Le 19 août dernier, nous apprenions dans les pages du Devoir que le Fonds de solidarité FTQ allait investir, sans garantie, 75 M$ dans le projet d’agrandissement de la mine du lac Bloom, située près de Fermont.

Ce projet a suscité une opposition unanime du milieu environnemental, puisqu’il prévoit détruire 151 hectares de lacs et de cours d’eau, dont un lac de 88 hectares, et s’en servir pour y empiler les résidus miniers. Le Bureau d’audiences publiques sur l’environnement (BAPE) a déposé un rapport très critique sur ce projet en rappelant que la minière peut très bien opter pour d’autres solutions moins polluantes et destructrices pour l’environnement. Il s’agit d’un projet pour lequel le promoteur a sciemment omis de meilleures pratiques afin d’augmenter ses profits.

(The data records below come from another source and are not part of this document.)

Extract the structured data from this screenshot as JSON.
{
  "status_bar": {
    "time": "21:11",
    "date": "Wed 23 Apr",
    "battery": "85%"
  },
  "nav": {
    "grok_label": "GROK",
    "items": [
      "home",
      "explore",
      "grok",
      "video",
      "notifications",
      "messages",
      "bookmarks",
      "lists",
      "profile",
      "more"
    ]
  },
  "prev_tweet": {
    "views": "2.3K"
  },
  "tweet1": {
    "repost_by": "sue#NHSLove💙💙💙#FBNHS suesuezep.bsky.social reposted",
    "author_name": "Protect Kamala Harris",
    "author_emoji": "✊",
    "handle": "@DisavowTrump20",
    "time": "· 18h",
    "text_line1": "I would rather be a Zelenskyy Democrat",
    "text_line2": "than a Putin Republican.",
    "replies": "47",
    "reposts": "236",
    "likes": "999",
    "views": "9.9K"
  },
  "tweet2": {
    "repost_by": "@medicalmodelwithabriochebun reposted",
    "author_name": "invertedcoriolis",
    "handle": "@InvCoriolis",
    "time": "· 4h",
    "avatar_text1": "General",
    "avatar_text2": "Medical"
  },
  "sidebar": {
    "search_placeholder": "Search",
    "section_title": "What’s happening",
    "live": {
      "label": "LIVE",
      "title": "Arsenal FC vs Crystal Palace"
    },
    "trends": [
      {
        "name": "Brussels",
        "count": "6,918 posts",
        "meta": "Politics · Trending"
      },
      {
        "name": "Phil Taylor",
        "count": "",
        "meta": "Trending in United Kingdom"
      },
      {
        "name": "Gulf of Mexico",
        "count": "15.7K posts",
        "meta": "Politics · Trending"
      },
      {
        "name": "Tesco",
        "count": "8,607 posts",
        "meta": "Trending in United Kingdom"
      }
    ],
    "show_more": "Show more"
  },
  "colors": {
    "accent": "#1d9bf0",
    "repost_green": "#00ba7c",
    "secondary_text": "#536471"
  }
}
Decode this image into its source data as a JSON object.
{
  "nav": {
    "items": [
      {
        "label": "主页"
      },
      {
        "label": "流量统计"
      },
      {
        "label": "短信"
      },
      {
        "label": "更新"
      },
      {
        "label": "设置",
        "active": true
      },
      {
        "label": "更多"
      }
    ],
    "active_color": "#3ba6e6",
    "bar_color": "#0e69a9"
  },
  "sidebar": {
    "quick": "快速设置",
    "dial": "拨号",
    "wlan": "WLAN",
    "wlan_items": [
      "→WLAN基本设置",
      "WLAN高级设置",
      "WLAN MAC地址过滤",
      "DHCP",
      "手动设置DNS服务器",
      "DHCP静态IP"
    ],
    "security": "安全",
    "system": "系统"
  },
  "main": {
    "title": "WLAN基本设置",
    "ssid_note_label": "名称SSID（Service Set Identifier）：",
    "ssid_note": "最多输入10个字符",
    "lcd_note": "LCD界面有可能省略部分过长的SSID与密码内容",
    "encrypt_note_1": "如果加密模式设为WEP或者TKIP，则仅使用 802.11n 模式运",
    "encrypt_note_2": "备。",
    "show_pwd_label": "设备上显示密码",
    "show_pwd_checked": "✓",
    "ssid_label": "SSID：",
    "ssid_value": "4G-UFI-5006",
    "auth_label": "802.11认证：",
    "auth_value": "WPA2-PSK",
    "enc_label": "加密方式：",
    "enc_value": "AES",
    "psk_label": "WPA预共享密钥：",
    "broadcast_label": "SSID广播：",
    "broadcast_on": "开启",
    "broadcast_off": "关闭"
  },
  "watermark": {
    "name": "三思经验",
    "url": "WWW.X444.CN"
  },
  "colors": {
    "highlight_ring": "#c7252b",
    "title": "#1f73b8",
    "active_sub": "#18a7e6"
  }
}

Votre communiqué de presse annonçant votre investissement passe sous silence tout le problème environnemental de ce projet rejeté par le BAPE, une consultation à laquelle nous avons participé et au cours de laquelle nous avons évalué en détail le
projet.

Nous ne sommes pas oppo-sés au projet d’agrandissement, mais à cette proposition de détruire des lacs alors qu’il y a des fosses déjà prêtes à recevoir les résidus miniers. Il est trompeur de dissocier l’augmentation de la production de la mine de la gestion des résidus qu’elle produira et on ne comprend pas que le Fonds de solidarité puisse injecter des fonds dans ce projet sans exiger que le promoteur agisse en tout respect pour l’environnement.

En tant qu’actionnaire du Fonds, je verrai à réorienter mes investissements, et, en tant que président de la Fondation Rivières, j’informerai nos employés de cet événement avant que l’on adhère à un programme d’adhésion collectif.